Ensuite on rebroussa chemin vers Pinnow. Le vieux schult flottait entre deux sentimens contraires : la révolte intérieure que soulevait en lui l’étrange présomption du garçon meunier et l’admiration que lui inspiraient son aplomb, sa perspicacité, sa présence d’esprit, ses ressources inventives. Arrivés à Gulzow : — Que vous semble, lui dit tout à coup Friedrich, de ce cavalier qui galope le long de votre champ ?… Pourquoi cette allure d’enragé ? Compte-t-il gagner la pluie de vitesse ?

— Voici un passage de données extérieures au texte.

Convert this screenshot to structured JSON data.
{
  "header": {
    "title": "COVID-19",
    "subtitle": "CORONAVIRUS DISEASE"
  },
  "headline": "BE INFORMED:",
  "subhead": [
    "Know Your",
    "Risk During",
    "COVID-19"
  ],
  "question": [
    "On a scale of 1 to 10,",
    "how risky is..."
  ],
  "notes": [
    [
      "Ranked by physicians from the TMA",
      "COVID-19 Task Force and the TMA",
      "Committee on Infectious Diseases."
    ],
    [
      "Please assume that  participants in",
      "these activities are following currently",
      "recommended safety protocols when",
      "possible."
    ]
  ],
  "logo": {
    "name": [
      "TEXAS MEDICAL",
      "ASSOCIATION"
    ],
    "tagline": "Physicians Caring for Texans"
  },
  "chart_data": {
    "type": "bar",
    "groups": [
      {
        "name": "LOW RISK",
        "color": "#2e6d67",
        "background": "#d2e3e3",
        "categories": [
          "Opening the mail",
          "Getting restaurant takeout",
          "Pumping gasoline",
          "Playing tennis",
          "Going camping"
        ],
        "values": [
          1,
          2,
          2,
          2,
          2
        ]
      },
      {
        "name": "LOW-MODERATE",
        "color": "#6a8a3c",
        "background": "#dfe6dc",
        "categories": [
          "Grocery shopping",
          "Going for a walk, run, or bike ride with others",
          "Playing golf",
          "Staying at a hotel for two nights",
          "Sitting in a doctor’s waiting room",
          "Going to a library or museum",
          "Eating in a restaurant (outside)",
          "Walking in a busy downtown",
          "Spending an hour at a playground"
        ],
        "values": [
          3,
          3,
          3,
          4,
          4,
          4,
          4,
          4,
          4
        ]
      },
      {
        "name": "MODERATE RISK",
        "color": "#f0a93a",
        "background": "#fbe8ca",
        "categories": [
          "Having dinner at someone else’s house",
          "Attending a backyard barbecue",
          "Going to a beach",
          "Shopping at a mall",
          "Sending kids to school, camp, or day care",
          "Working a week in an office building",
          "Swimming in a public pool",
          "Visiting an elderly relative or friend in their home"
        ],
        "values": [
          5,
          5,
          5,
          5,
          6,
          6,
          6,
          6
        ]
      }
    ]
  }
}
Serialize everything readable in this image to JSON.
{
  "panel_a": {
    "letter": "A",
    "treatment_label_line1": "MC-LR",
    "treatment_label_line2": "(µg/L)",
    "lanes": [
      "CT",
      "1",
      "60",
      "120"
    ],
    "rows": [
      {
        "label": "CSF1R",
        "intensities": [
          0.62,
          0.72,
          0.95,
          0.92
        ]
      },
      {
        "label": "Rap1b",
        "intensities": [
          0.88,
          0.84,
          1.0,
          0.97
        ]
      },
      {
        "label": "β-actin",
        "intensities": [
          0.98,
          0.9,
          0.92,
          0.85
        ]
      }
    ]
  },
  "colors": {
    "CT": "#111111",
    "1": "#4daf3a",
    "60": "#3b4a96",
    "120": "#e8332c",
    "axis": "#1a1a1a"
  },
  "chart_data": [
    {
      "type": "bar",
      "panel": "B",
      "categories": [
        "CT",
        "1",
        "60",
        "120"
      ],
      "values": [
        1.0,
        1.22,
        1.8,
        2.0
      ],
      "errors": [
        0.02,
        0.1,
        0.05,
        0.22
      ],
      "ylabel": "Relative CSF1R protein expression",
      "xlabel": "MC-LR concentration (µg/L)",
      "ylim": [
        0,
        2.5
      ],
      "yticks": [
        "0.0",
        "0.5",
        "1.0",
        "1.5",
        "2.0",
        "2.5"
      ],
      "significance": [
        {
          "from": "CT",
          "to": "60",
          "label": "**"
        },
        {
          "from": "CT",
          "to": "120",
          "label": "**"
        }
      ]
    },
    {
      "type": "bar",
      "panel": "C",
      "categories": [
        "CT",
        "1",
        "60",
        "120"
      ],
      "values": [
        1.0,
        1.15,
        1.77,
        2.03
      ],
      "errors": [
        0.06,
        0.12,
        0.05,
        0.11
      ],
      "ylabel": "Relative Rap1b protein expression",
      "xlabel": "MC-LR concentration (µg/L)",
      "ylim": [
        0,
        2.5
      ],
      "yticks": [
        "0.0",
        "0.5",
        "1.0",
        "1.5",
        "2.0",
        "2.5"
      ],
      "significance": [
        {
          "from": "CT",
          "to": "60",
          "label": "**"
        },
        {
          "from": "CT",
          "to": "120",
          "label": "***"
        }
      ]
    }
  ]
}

—-Grand Dieu ! répondit le bailli, ceci nous représente la jument brune de l’inspecteur Bräsig,.., et le cavalier qui la monte n’est autre que le burmeister de Stembagen..


XII.

C’était en effet mon père, que le schult se hâta de faire entrer dans sa maison, et qui put y remplacer par des vêtemens secs ses habits trempés de pluie, après quoi il fut tenu conseil sur ce que l’on ferait du prisonnier. Sa mine piteuse, son attitude humble et craintive, avaient ému le vieux bailli, qui volontiers l’eût envoyé se faire pendre ailleurs ; mais mon père ne voulut pas entendre à cette combinaison. Le meunier et le boulanger se trouvaient compromis à cause de ce drôle sans rien avoir à se reprocher. Lui au contraire, compromis comme eux, ne l’était que par sa faute et pour l’avoir pleinement mérité. L’équité la plus simple demandait que pour sauver un coupable on ne fit point tort à deux innocens. Tout ceci était irréfutable, et il fut convenu qu’on se bâterait de rentrer à Stemhagen dès que l’on disposerait de quelques moyens de transport. Or le fils du bailli, qui venait de s’évader des jardins du schloss, laissant dans l’embarras l’artillerie française, ramena fort à propos l’attelage paternel ; tous nos gens se mirent donc en route, entassés comme ils purent, dans le chariot de la ferme.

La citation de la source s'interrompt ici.